With two extra copies, the added risk among the subjects studied -- some 3,800 smokers of European descent in Texas and Britain, half of them cancer patients -- jumped to 80 percent.
The cancer-causing genetic snippets are on chromosome 15, involving a molecular swap in just one of the three billion chemical "base pairs" that comprise the building blocks of the human genome.
"We've found that these genetic variants are strongly associated with lung cancer," said Houlston.
Both smokers and non-smokers have a 50-50 chance of carrying them, he noted, but "they only increase the risk of lung cancer in people who have smoked."
The study further concluded that the wayward gene -- known as rs1051730 -- promoted cancer not by driving people to smoke more, but by interacting directly with tobacco.
A second study, led by Kari Stefansson of deCODE Genetics in Iceland, incriminated the same bit of genetic code, called a single nucleotide polymorphism (SNP), but reached the opposite conclusion on how it works.

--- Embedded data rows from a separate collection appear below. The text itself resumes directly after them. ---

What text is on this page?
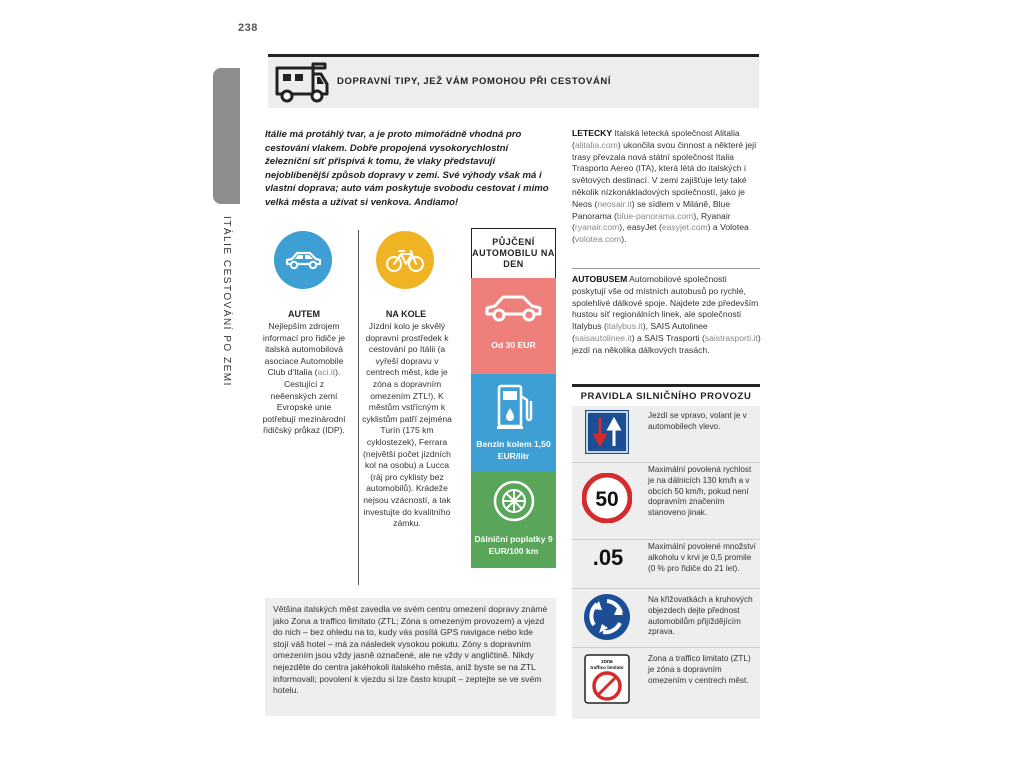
238
ITÁLIE CESTOVÁNÍ PO ZEMI
DOPRAVNÍ TIPY, JEŽ VÁM POMOHOU PŘI CESTOVÁNÍ
Itálie má protáhlý tvar, a je proto mimořádně vhodná pro cestování vlakem. Dobře propojená vysokorychlostní železniční síť přispívá k tomu, že vlaky představují nejoblíbenější způsob dopravy v zemi. Své výhody však má i vlastní doprava; auto vám poskytuje svobodu cestovat i mimo velká města a užívat si venkova. Andiamo!
AUTEM
Nejlepším zdrojem informací pro řidiče je italská automobilová asociace Automobile Club d'Italia (aci.it). Cestující z neěenských zemí Evropské unie potřebují mezinárodní řidičský průkaz (IDP).
NA KOLE
Jízdní kolo je skvělý dopravní prostředek k cestování po Itálii (a vyřeší dopravu v centrech měst, kde je zóna s dopravním omezením ZTL!). K městům vstřícným k cyklistům patří zejména Turín (175 km cyklostezek), Ferrara (největší počet jízdních kol na osobu) a Lucca (ráj pro cyklisty bez automobilů). Krádeže nejsou vzácností, a tak investujte do kvalitního zámku.
PŮJČENÍ AUTOMOBILU NA DEN
Od 30 EUR
Benzin kolem 1,50 EUR/litr
Dálniční poplatky 9 EUR/100 km
Většina italských měst zavedla ve svém centru omezení dopravy známé jako Zona a traffico limitato (ZTL; Zóna s omezeným provozem) a vjezd do nich – bez ohledu na to, kudy vás posílá GPS navigace nebo kde stojí váš hotel – má za následek vysokou pokutu. Zóny s dopravním omezením jsou vždy jasně označené, ale ne vždy v angličtině. Nikdy nejezděte do centra jakéhokoli italského města, aniž byste se na ZTL informovali; povolení k vjezdu si lze často koupit – zeptejte se ve svém hotelu.
LETECKY Italská letecká společnost Alitalia (alitalia.com) ukončila svou činnost a některé její trasy převzala nová státní společnost Italia Trasporto Aereo (ITA), která létá do italských i světových destinací. V zemi zajišťuje lety také několik nízkonákladových společností, jako je Neos (neosair.it) se sídlem v Miláně, Blue Panorama (blue-panorama.com), Ryanair (ryanair.com), easyJet (easyjet.com) a Volotea (volotea.com).
AUTOBUSEM Automobilové společnosti poskytují vše od místních autobusů po rychlé, spolehlivé dálkové spoje. Najdete zde především hustou síť regionálních linek, ale společnosti Italybus (italybus.it), SAIS Autolinee (saisautolinee.it) a SAIS Trasporti (saistrasporti.it) jezdí na několika dálkových trasách.
PRAVIDLA SILNIČNÍHO PROVOZU
Jezdí se vpravo, volant je v automobilech vlevo.
50
Maximální povolená rychlost je na dálnicích 130 km/h a v obcích 50 km/h, pokud není dopravním značením stanoveno jinak.
.05	Maximální povolené množství alkoholu v krvi je 0,5 promile (0 % pro řidiče do 21 let).
Na křižovatkách a kruhových objezdech dejte přednost automobilům přijíždějícím zprava.
zona
traffico limitato
Zona a traffico limitato (ZTL) je zóna s dopravním omezením v centrech měst.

The genetic analysis of 10,000 smokers in Iceland showed that the offending SNP was more common in heavy smokers that among light smokers or non-smokers, leading the researchers to conclude that it boosted nicotine dependence.
Earlier studies have shown that the same part of the chromosome that lodges rs1051730 also encodes nicotine receptors expressed in lung and lung-cancer cells.
deCODE, a private company, is planning to market a genetic test that would allow individuals to find out if they had the gene variant favoring lung cancer.
The third study, led by Paul Brennan of the International Agency for Research on Cancer in Lyon, France, supported the other two in drawing a strong link between the disease and rs1051730, saying the genetic variant accounted for 14 percent of all lung cancer cases.
But it differed from the others in finding a statistically similar risk of contracting the disease regardless of whether one smokes or not.
In a comment, also published in Nature, epidemiologists Stephen Chanock of the US National Cancer Institute and David Hunter of Harvard University caution that the divergence interpretations shows that further, large-scale studies are needed.
"These are the first genome-wide association studies to attempt to identify the genetic component of a disease that has such an overwhelmingly strong environmental cause," they write.
"They signal the need for greater methodological rigour."